Evolutionary and cultural events leave signatures on human genetic variation. As a graduate student with Dr. Lynn Jorde, I generated genotype data at retrotransposons, microsatellites, and haplotype-defining single nucleotide polymorphisms, and sequenced mitochondrial genomes. We used these data to describe human genetic diversity; for example, I discovered contrasting male and female patterns of genetic diversity in the Caucasus, tying these patterns to historical events. This training provided the foundation for my later work in genetic epidemiology and statistical genetics with Dr. Ellen Wijsman, including the evaluation of genetic diversity at individual loci and across the genome. As I searched for genetic modifiers of AAO of AD among Volga German families sharing the same variant causing early-onset AD (PSEN1 N141I), we traced the origin of the founder allele to the Hesse region of Germany. More recently, I described the impact of sample ascertainment for cystic fibrosis on patterns of genetic diversity beyond the CFTR locus and illustrated how to control for that ascertainment bias when hunting for genetic modifiers of the disease.

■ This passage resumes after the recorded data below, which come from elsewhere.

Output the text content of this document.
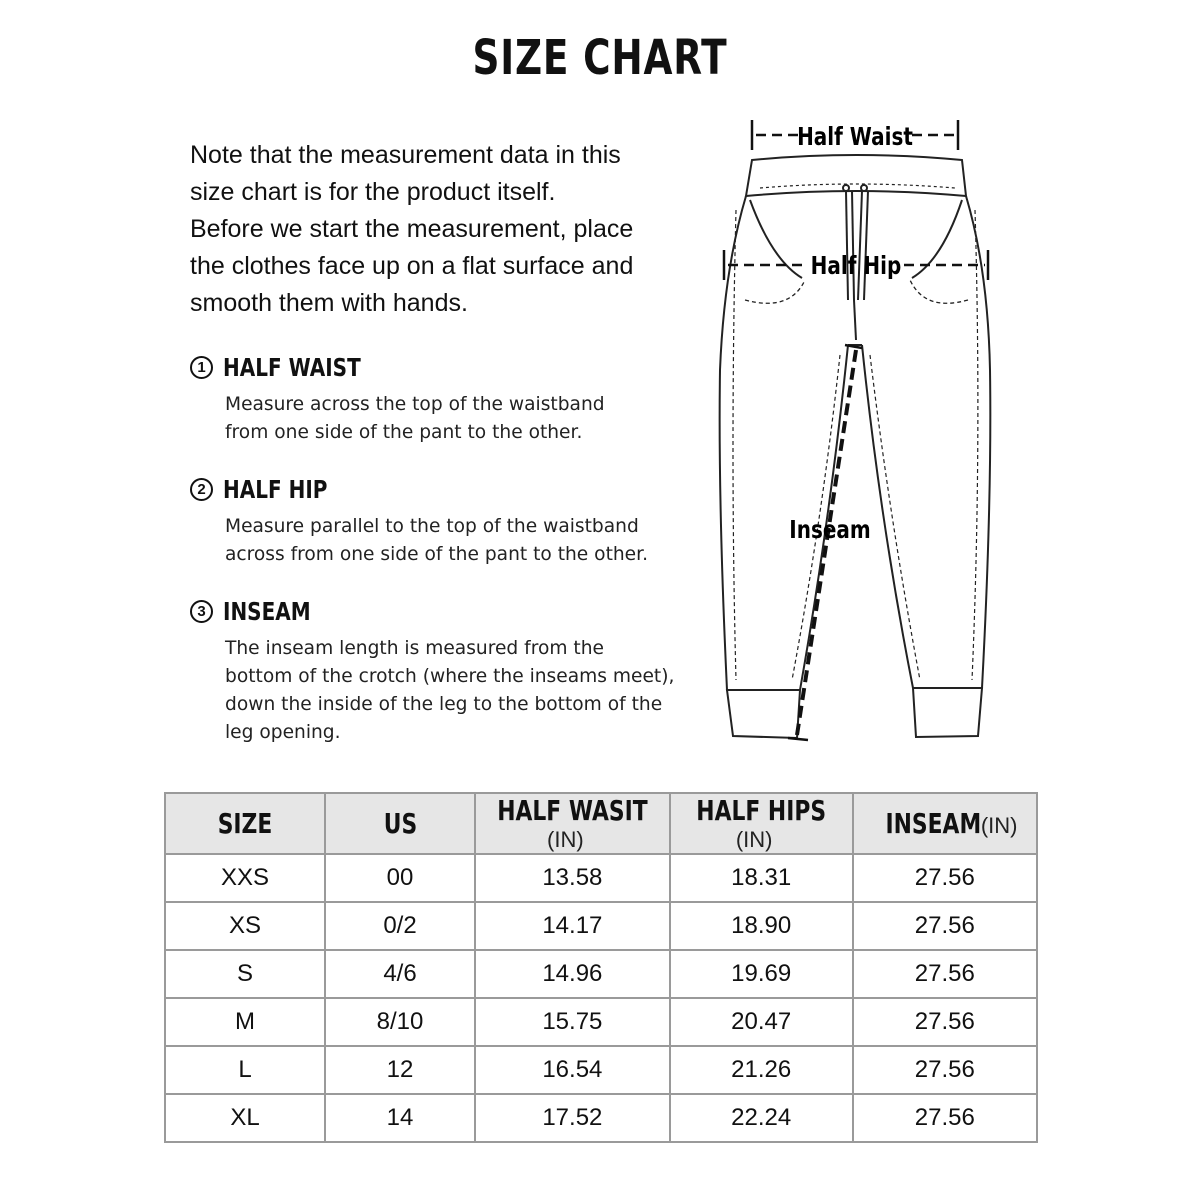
SIZE CHART
Note that the measurement data in this
size chart is for the product itself.
Before we start the measurement, place
the clothes face up on a flat surface and
smooth them with hands.
1 HALF WAIST
Measure across the top of the waistband
from one side of the pant to the other.
2 HALF HIP
Measure parallel to the top of the waistband
across from one side of the pant to the other.
3 INSEAM
The inseam length is measured from the
bottom of the crotch (where the inseams meet),
down the inside of the leg to the bottom of the
leg opening.
Half Waist
Half Hip
Inseam
SIZE	US	HALF WASIT(IN)	HALF HIPS(IN)	INSEAM(IN)
XXS	00	13.58	18.31	27.56
XS	0/2	14.17	18.90	27.56
S	4/6	14.96	19.69	27.56
M	8/10	15.75	20.47	27.56
L	12	16.54	21.26	27.56
XL	14	17.52	22.24	27.56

We continue to evaluate the effects of both global and local ancestry on the association between genotype and phenotype across both rare disease and complex traits.

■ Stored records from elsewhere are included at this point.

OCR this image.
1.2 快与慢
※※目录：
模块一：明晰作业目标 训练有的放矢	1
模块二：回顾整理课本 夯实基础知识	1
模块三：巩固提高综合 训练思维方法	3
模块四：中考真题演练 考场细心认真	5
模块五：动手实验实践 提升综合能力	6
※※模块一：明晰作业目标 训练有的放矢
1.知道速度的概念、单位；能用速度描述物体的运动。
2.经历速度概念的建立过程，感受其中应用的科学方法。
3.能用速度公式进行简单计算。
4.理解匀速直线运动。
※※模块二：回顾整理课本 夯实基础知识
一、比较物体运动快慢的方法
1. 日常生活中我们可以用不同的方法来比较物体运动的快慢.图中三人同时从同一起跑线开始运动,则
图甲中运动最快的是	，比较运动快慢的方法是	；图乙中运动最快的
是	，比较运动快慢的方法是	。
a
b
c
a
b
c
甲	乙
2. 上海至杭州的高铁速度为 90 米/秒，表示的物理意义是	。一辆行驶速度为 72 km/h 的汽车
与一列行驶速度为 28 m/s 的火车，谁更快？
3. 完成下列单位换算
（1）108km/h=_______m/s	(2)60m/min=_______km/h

Modifiers of Heritable Disease

Individual genetic variants do not act alone on complex human phenotypes; instead, their effects can be modified by both genetic and environmental exposures. We have found this to be true for Mendelian disease as well as for late-onset Alzheimer’s Disease (AD). Age-at-onset of AD varies by decades among Volga Germans sharing the same PSEN2 N141I variant, and we have identified loci on 1q23.3 and 17p13.2, implicating regulators of amyloid beta aggregation, a neuropathologic hallmark of the disease. I led the Sequencing Analysis working group for the Cystic Fibrosis Genome Project, where we identified environmental and genetic modifiers of cystic fibrosis outcomes including diabetes, meconium ileus, lung function, and infection. Finally, our association between African ancestry at APOE and reduced risk of AD implicates local haplotypic variation beyond ε2 and ε4 in AD pathogenesis.